Emmylou Harris and Rodney Crowell Album 'Old Yellow Moon': Good For All Of the Things

For anyone with a country heart, Emmylou Harris and Rodney Crowell’s Old Yellow Moon is a long-awaited treat. This is the first Harris/Crowell collaboration since 1975, when Crowell joined Harris’ Hot Band and backed her on solo debut Pieces of the Sky. Even the most critical critics can hardly find anything very critical to say about the album. Almost 40 years after their first pairing, the duo is still just like a shot of apple pie moonshine on a cold winter night.

Old Yellow Moon’s sound is already guaranteed simple syrup, seeing as they are both two of the best harmonizers in the business, but ten seconds into the album’s opening track “Hanging Up My Heart” you know you’re in for way more than just the classic honky tonk croons of yesteryear. Harris leads the song with the citric assertiveness she’s know for when she’s not honeying up some harmony. Crowell follows sweetly behind her, just as she does when he takes the lead.

The best part of the album in my opinion is that it not only sounds like the past, but is a tribute to the past. Old Yellow Moon includes four original Crowell tracks, and eight covers (many by Hot Band originals, like Hank DeVito’s aforementioned “Hanging Up My Heart”). When I got to the album’s second track though, a revival of Roger Miller’s “Invitation To The Blues(not to be confused with the Tom Waits song), I had to hit "repeat" four times before I could go on. Maybe I’m a sucker for 50s country fiddles, but with the finesse of Harris’ backing and the sweetness of Crowell’s lead, their version proves how enduring a country classic can be.

Emmylou’s cover of Patti Scialfa “Spanish Dancer” is really what gives the album some character.

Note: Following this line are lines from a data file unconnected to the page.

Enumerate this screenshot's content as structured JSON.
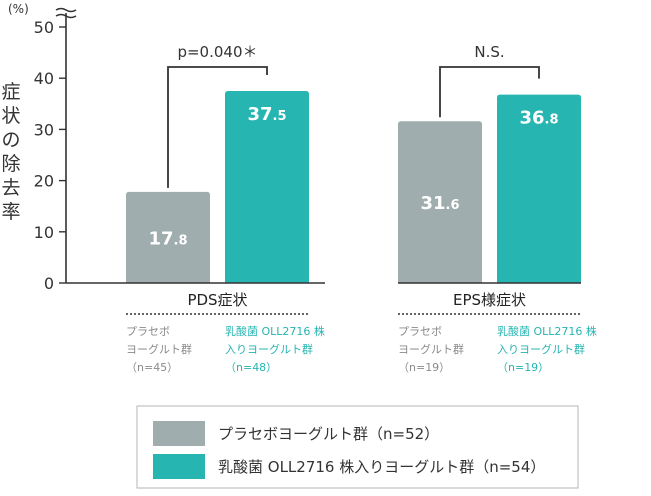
{
  "chart_data": {
    "type": "bar",
    "unit_label": "(%)",
    "ylabel": "症状の除去率",
    "ylim": [
      0,
      50
    ],
    "yticks": [
      "0",
      "10",
      "20",
      "30",
      "40",
      "50"
    ],
    "axis_break": true,
    "grid": false,
    "categories": [
      "PDS症状",
      "EPS様症状"
    ],
    "series": [
      {
        "name": "プラセボヨーグルト群（n=52）",
        "values": [
          17.8,
          31.6
        ],
        "color": "#9fadaf"
      },
      {
        "name": "乳酸菌 OLL2716 株入りヨーグルト群（n=54）",
        "values": [
          37.5,
          36.8
        ],
        "color": "#26b5b0"
      }
    ],
    "value_labels": [
      [
        {
          "int": "17",
          "dec": ".8"
        },
        {
          "int": "31",
          "dec": ".6"
        }
      ],
      [
        {
          "int": "37",
          "dec": ".5"
        },
        {
          "int": "36",
          "dec": ".8"
        }
      ]
    ],
    "significance": [
      {
        "label": "p=0.040＊"
      },
      {
        "label": "N.S."
      }
    ],
    "sub_labels": [
      [
        [
          "プラセボ",
          "ヨーグルト群",
          "（n=45）"
        ],
        [
          "乳酸菌 OLL2716 株",
          "入りヨーグルト群",
          "（n=48）"
        ]
      ],
      [
        [
          "プラセボ",
          "ヨーグルト群",
          "（n=19）"
        ],
        [
          "乳酸菌 OLL2716 株",
          "入りヨーグルト群",
          "（n=19）"
        ]
      ]
    ],
    "sub_label_colors": [
      "#8a8a8a",
      "#26b5b0"
    ],
    "legend": {
      "placement": "bottom",
      "entries": [
        "プラセボヨーグルト群（n=52）",
        "乳酸菌 OLL2716 株入りヨーグルト群（n=54）"
      ]
    }
  }
}
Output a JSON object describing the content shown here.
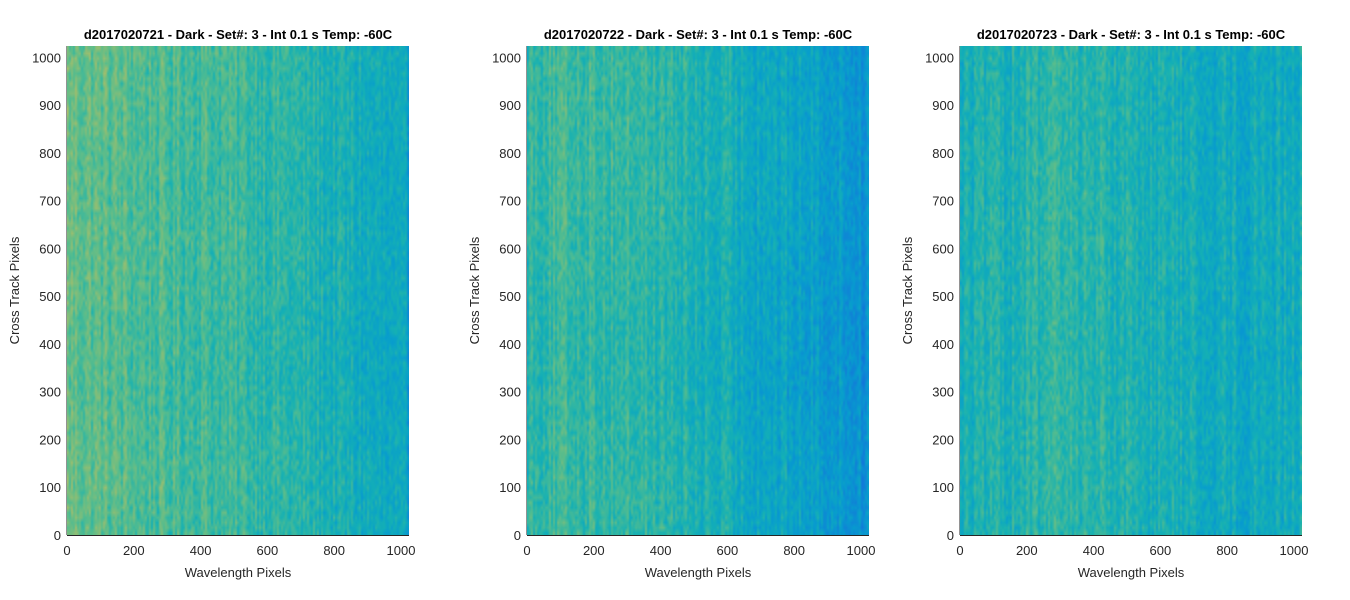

It’s unexpected, and delivered with the confident smokey sweetness that only a great like Harris can bring to the table.  The song has the effortless flow of a Bob Dylan ballad, if Bob Dylan could cross his legs and sing like a lady. Crowell’s original piano ballad “Open Season On My Heart” is the perfect somber note to follow, and comes as a sort of toast to the album being a tour through all different kinds of country.

Unless you’ve got no soul, the duo picking up the pace with their guitar driven cover of Kris Kristofferson’s “Chase the Feeling” should make you want to put on some cut-offs and go buy a bottle of Jack. They give the song a rock-a-billy life of its own, that some how comes all too naturally for the country singers. The song is cleverly followed by a saloon-style rendition of Hank DeVito and Donivan Cowart’s “Black Caffeine.” The song not only adds some dynamism to the twangy tracks leading up to it, but adds some diversity to the albums’ themes as well.

The following track, a haunting, roomy retelling of Allen Reynold’s “Dreaming My Dreams” led with only spare guitar, fiddle and steel, is maybe the best song on the album. The understated grace of Crowell and Harris’ delivery is just another tribute to the way legends make music. Crowell then playfully takes the lead on a throwback to Pieces of the Sky with “Bluebird Wine.” The jaunty tune is a rambling mood elevator, and also offers a nostalgic nod to the two’s own musical past, which is necessary and tastefully done. 

The reprieve is short lived. Harris’ crooney “Back When We Were Beautiful” is another time-standing-still tearjerker, one of those country songs you can only listen to once a year. Harris’ breathily powerful performance is lightened only slightly by Crowell’s harmonies at the chorus, just to make sure that you don’t get any kind of melodic break from crying. Crowell’s “Here We Are” follows as a sort of call and response to the sadness of “Back When We Were Beautiful.” It also goes to prove that Rodney Crowell can write one damn good love ballad.

The second to last song, Crowell’s rambling “Bull Rider,” is maybe the least well-received song on the album. I disagree; I find the open, folky, Gram Parsons guitar sound of the song to be a great addition to Old Yellow Moon’s highs and lows. Lyrically the song isn’t as strong as the others, as a more 80’s style character study, but it’s a nice note nonetheless.

The album’s closing, and title track “Old Yellow Moon,” the third DeVito song on the album, seems to be a very intentional way to wrap things up. The song features the most melded moments of the two singers' voices, as well as a traditional, soft country accompaniment. The album as a whole is a journey, full of pockets of different kinds of feeling.

There are songs about cowboys, songs about the country, songs about love, and songs about being wrong. “Old Yellow Moon” seems to tie in the tour through the times, with an ode to experience and old age. It’s a way of saying that all of those moments that you thought were gonna make you better, those moments you wrote those other songs about, well you don’t always end up better for it. All in all Old Yellow Moon is just as great as you’d expect an album from two heavy hitters of honky tonk legend to make. So listen to it, cry to it, dance to it, and drink to it, it’s good for all of the things.